CSSBeginner8h

CSS basics.

Selectors, the cascade, the box model — what you can't fake.

What is it?

CSS describes how HTML looks. You write rules — a selector and a list of properties — and the browser applies them through three filters: the cascade (which rule wins), specificity (how strong each selector is), and inheritance (what children pick up from parents). Almost every CSS bug lives in one of those three.

Why it matters

CSS is the layer where most "frontend" interviews actually probe depth. Anyone can copy a Tailwind class.
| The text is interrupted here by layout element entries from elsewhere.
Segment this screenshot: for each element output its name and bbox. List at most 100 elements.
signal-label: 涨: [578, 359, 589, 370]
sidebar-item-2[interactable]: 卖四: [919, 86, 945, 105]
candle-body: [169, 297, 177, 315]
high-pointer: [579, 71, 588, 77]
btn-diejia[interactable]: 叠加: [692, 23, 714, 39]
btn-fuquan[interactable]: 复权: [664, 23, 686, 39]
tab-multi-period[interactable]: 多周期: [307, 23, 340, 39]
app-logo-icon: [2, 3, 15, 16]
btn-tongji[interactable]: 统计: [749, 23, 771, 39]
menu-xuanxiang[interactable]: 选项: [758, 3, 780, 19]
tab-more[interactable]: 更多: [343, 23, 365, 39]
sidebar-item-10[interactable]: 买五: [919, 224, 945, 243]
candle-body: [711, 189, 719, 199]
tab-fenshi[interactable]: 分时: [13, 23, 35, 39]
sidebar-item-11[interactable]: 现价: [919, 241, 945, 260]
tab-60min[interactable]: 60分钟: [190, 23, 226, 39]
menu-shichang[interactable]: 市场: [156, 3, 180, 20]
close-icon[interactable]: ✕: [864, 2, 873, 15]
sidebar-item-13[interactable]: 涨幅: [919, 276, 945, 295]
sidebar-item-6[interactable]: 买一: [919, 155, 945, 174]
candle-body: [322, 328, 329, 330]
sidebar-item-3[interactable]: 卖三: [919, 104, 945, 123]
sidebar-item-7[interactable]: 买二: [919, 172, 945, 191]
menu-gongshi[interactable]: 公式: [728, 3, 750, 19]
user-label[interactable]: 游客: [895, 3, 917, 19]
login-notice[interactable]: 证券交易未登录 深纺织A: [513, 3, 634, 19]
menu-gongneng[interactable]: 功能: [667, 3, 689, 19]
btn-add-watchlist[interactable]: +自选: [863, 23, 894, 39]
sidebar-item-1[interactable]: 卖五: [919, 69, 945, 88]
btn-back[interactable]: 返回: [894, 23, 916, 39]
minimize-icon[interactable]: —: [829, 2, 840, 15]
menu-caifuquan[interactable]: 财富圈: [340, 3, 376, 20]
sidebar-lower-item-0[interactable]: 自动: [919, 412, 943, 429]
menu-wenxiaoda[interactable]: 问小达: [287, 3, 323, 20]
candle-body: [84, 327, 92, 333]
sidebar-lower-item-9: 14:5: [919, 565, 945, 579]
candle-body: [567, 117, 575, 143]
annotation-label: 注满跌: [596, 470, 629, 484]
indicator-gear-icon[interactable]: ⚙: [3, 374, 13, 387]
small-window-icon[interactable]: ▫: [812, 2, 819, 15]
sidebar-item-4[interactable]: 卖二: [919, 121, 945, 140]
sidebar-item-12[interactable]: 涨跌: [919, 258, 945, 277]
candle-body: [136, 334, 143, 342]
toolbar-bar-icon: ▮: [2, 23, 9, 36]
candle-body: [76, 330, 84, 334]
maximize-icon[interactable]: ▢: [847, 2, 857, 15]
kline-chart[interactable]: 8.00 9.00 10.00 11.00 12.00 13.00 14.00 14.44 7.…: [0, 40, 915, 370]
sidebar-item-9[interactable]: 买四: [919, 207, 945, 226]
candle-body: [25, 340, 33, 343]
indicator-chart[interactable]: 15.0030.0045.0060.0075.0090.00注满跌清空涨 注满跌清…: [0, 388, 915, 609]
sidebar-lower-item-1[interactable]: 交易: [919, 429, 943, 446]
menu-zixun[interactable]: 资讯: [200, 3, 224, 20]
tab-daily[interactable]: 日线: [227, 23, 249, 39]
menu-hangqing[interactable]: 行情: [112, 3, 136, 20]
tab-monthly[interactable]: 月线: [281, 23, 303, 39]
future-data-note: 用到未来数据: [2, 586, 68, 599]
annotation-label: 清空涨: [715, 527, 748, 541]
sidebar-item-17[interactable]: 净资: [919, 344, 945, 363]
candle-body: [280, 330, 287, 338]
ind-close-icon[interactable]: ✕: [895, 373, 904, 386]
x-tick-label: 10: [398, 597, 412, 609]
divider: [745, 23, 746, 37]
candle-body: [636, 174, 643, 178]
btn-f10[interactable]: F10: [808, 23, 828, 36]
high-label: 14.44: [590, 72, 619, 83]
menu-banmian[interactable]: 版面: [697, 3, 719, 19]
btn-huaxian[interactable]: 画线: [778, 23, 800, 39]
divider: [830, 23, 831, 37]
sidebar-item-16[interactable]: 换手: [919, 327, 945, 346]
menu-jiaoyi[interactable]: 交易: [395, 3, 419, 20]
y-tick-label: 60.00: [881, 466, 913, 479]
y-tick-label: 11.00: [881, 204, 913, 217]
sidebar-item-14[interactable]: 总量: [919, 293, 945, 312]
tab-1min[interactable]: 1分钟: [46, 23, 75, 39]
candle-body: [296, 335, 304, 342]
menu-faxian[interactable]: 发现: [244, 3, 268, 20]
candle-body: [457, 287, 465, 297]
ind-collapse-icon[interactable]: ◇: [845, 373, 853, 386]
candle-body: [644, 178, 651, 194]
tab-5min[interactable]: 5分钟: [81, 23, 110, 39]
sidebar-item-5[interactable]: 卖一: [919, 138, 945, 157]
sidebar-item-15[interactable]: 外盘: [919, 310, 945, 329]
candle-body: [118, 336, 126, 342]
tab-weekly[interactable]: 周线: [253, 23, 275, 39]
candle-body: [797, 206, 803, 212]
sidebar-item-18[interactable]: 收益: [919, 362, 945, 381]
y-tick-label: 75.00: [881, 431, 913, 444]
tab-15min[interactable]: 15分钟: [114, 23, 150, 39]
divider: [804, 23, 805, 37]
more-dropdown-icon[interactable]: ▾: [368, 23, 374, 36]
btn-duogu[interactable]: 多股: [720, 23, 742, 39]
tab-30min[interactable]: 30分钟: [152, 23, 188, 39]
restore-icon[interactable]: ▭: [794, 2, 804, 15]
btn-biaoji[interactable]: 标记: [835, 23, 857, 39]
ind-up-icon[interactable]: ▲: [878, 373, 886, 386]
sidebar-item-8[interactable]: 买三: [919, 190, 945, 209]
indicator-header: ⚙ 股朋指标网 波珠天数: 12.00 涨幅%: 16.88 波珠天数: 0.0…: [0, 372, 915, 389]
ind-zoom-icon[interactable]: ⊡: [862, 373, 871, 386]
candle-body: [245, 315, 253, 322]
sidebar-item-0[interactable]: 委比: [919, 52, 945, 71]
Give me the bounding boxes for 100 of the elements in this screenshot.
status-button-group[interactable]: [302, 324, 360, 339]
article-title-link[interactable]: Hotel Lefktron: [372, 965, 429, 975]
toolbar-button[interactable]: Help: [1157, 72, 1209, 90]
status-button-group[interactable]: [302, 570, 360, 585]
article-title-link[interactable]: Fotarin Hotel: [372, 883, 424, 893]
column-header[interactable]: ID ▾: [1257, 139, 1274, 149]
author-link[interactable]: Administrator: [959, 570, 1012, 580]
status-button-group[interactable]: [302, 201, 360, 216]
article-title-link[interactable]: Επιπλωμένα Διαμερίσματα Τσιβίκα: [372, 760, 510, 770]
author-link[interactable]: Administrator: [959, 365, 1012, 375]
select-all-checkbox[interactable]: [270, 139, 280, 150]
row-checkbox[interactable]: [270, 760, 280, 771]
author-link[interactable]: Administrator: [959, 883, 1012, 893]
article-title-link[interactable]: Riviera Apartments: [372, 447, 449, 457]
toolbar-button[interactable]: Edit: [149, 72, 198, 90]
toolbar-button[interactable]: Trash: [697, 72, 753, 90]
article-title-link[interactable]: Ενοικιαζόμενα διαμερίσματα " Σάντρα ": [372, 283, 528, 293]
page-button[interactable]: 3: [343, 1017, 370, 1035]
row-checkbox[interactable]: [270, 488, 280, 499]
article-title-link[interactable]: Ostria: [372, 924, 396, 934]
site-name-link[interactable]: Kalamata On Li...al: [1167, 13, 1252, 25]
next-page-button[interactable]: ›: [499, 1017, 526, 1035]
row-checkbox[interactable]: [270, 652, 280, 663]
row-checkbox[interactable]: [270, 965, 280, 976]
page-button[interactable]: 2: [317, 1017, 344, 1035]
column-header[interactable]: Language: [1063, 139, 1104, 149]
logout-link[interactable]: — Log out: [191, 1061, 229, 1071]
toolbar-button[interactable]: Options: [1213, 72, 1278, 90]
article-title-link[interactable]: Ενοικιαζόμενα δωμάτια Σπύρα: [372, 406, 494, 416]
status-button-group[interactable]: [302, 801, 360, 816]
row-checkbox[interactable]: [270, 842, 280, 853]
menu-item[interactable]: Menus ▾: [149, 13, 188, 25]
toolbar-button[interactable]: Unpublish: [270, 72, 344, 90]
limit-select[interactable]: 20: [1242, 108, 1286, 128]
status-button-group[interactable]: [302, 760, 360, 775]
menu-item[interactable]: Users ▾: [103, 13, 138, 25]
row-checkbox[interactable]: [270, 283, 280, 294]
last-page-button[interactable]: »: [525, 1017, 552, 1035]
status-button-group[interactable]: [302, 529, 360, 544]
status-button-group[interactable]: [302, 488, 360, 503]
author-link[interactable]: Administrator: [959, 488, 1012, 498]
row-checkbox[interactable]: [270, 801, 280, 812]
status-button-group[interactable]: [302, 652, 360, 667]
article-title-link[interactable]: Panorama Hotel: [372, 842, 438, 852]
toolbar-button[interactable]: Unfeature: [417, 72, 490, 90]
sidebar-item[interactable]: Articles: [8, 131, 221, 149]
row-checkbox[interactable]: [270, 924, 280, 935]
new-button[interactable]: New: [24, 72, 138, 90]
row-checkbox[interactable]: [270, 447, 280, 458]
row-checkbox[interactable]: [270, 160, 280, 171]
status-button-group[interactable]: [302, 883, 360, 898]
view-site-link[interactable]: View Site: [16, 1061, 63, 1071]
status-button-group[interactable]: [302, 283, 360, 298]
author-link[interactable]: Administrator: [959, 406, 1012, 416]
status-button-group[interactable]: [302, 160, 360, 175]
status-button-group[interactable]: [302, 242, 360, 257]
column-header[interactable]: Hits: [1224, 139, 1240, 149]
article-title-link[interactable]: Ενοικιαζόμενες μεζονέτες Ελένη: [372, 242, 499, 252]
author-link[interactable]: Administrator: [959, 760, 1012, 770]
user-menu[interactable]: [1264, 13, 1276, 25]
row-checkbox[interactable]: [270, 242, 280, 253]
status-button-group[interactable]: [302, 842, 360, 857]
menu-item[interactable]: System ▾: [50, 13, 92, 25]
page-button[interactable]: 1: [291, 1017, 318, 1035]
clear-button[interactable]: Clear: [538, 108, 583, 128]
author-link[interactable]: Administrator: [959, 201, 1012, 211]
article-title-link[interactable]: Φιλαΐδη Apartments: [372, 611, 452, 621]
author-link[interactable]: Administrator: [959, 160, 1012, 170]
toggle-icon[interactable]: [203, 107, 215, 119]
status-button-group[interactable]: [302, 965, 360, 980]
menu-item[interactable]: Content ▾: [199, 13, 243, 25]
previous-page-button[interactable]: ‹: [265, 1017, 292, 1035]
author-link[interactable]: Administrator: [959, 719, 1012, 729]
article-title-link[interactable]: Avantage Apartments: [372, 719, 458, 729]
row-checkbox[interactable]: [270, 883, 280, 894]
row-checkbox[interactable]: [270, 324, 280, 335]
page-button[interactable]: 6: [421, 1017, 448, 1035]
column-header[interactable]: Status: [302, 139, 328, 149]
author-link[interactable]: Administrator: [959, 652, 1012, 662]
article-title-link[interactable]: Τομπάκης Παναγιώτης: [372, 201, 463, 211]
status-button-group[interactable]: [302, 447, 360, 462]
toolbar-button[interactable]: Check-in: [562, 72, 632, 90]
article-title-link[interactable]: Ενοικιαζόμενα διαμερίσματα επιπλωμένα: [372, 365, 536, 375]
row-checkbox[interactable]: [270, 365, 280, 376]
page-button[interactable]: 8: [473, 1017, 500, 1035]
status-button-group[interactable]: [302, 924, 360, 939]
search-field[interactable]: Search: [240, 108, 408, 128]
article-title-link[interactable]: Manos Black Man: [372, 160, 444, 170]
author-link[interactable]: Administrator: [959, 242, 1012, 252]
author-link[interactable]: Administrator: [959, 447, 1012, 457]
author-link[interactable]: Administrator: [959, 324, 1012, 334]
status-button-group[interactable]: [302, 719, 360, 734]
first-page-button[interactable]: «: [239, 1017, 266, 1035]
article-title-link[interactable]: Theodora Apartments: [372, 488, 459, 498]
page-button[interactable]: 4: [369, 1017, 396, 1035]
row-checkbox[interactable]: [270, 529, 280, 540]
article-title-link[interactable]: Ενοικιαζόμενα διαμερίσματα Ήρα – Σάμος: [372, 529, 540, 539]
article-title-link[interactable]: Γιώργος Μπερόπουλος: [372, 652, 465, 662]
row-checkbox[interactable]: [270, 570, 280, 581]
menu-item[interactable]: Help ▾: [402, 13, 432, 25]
Reading why a rule isn't applying — or why two rules conflict — separates juniors from people who can debug their own code without Stack Overflow.

What to learn

  • Selectors: type, class, id, attribute, pseudo-classes, combinators
  • The cascade: source order, specificity, !important (and why to avoid it)
  • The box model: content, padding, border, margin, box-sizing
  • Display modes: block, inline, inline-block — what each does
  • Units: px, rem, em, %, vh/vw, ch, fr, clamp()
  • Inheritance: which properties pass down and which don't

Common pitfall

Reaching for !important to win a specificity war. It's an admission you don't know which rule is fighting yours. Learn to read the cascade in devtools (Computed tab, Styles tab strikethroughs) and you'll almost never need it.

Resources

Primary (free):

Secondary (paid):

Practice

Pick a small component (a card, a button group, a navigation bar). Style it three different ways: with type selectors, with classes, with utility classes. Compare the specificity of each. Done when you can predict which rule wins without opening devtools.

Outcomes

  • Read a CSS rule and predict its specificity score in your head.
  • Walk through the cascade for any computed style in devtools.
  • Pick the right unit (rem vs px vs %) for any given property.
  • Avoid !important in 99% of cases — and explain when it's actually warranted.